That curfew evoked — like today — the world turned upside-down. This peculiarity that we are now experiencing, the nearest thing to a world war, is the key theme in many of Shakespeare’s plays and Jacobean dramas, of old ballads, apocalyptic paintings and morality tales. It is the essence of tragedy and an occasion for license or retribution. As Hamlet says to his father’s ghost, “Time is out of joint.”
In Uganda, the palace of the king of Buganda, the Kabaka, Mutesa II — also known as King Freddie — had been attacked by government troops on the orders of the prime minister, Milton Obote. From my office window at Makerere University, where I was a lecturer in English in the Extra Mural department, I heard the volleys of heavy artillery, and smoke rising from the royal enclosure on Mengo Hill. The assault, led by Gen. Idi Amin, resulted in many deaths. But the king eluded capture; he escaped the country in disguise and fled to Britain. The period that followed was one of oppression and confusion, marked by the enforced isolation of a dusk-to-dawn curfew. But, given the disorder and uncertainty, most people seldom dared to leave home at all.
The curfew was a period of fear, bad advice, arbitrary searches, intimidation and the nastiness common in most civil unrest, people taking advantage of chaos to settle scores. Uganda had a sizable Indian population, and Indian people were casually mugged, their shops ransacked and other minorities victimized or sidelined. It was also an interlude of hoarding, and of drunkenness, lawlessness and licentiousness, born of boredom and anarchy.
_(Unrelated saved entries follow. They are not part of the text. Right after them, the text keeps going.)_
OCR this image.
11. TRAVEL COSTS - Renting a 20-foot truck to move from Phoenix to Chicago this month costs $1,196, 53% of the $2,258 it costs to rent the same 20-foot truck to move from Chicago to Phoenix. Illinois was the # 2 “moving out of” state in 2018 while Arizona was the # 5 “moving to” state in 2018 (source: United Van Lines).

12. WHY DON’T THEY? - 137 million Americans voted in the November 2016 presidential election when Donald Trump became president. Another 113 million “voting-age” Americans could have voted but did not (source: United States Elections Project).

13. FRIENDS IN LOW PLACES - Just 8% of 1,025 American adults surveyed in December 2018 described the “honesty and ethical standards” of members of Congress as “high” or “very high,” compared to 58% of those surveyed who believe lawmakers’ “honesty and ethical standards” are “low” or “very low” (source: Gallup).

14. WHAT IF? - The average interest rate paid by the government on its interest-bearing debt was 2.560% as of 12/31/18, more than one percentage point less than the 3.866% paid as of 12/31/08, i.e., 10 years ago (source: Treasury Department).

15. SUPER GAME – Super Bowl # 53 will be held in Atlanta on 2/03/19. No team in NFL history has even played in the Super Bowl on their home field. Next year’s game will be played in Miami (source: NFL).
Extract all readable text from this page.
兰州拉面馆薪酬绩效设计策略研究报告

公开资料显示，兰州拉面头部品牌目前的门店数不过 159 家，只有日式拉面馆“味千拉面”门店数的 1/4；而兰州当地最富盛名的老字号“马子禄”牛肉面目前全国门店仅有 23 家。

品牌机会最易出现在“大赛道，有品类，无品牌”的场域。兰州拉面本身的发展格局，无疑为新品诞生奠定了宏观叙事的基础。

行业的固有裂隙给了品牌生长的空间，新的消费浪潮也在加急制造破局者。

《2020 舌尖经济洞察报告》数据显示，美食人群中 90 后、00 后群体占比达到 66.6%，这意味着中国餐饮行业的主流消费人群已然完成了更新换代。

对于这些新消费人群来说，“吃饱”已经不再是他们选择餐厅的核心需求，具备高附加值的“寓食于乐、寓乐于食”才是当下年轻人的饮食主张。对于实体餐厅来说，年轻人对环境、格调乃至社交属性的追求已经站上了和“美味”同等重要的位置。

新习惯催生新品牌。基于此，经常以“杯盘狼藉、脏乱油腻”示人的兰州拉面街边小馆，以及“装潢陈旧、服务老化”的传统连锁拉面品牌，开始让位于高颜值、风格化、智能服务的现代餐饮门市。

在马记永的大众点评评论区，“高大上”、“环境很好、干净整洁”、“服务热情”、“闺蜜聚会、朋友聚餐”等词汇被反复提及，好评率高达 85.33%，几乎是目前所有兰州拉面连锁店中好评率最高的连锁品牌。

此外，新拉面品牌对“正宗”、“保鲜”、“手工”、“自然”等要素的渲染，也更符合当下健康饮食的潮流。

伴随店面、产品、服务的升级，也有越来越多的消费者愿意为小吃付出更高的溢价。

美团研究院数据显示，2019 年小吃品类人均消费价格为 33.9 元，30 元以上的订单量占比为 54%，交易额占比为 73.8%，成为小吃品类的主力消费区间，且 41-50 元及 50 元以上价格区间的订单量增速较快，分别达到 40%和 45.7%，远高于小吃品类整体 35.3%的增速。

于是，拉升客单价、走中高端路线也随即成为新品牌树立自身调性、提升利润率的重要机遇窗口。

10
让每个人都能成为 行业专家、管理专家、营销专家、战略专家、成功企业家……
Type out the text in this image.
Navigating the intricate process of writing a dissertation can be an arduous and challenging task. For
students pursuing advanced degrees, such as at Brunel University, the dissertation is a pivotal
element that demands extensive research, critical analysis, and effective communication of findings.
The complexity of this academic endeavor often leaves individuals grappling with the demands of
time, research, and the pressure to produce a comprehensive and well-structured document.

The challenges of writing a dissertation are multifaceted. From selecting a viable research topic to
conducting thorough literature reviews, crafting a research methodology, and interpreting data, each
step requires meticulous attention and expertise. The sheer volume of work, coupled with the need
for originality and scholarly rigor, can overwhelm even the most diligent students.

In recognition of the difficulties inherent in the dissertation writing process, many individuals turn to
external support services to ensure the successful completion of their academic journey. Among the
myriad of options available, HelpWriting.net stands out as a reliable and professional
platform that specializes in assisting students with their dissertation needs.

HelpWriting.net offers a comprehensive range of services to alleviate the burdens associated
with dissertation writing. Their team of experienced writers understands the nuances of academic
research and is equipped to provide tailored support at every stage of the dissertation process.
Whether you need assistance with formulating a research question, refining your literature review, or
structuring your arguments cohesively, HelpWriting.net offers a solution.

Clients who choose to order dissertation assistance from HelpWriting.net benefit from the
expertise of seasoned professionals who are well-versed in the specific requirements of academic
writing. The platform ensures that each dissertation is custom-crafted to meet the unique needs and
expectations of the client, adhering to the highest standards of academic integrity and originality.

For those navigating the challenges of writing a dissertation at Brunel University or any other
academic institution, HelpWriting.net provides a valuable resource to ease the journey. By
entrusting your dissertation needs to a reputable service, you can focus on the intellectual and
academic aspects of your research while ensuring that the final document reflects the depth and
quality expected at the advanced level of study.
“Kifugo!” I heard again and again of the curfew — a Swahili word, because it was the lingua franca there. “Imprisonment!” Yes, it was enforced confinement, but I also felt privileged to be a witness: I had never seen anything like it. I experienced the stages of the coup, the suspension of the constitution, the panic buying and the effects of the emergency. My clearest memory is of the retailing of rumors — outrageous, frightening, seemingly improbable — but who could dispute them? Our saying then was, “Don’t believe anything you hear until the government officially denies it.”
Speaking for myself, as a traveler, any great crisis — war, famine, natural disaster or outrage — ought to be an occasion to bear witness, even if it means leaving the safety of home. The fact that it was the manipulative monster Chairman Mao who said, “All genuine knowledge originates in direct experience,” does not make the apothegm less true. It is or should be the subtext for all travelers’ chronicles.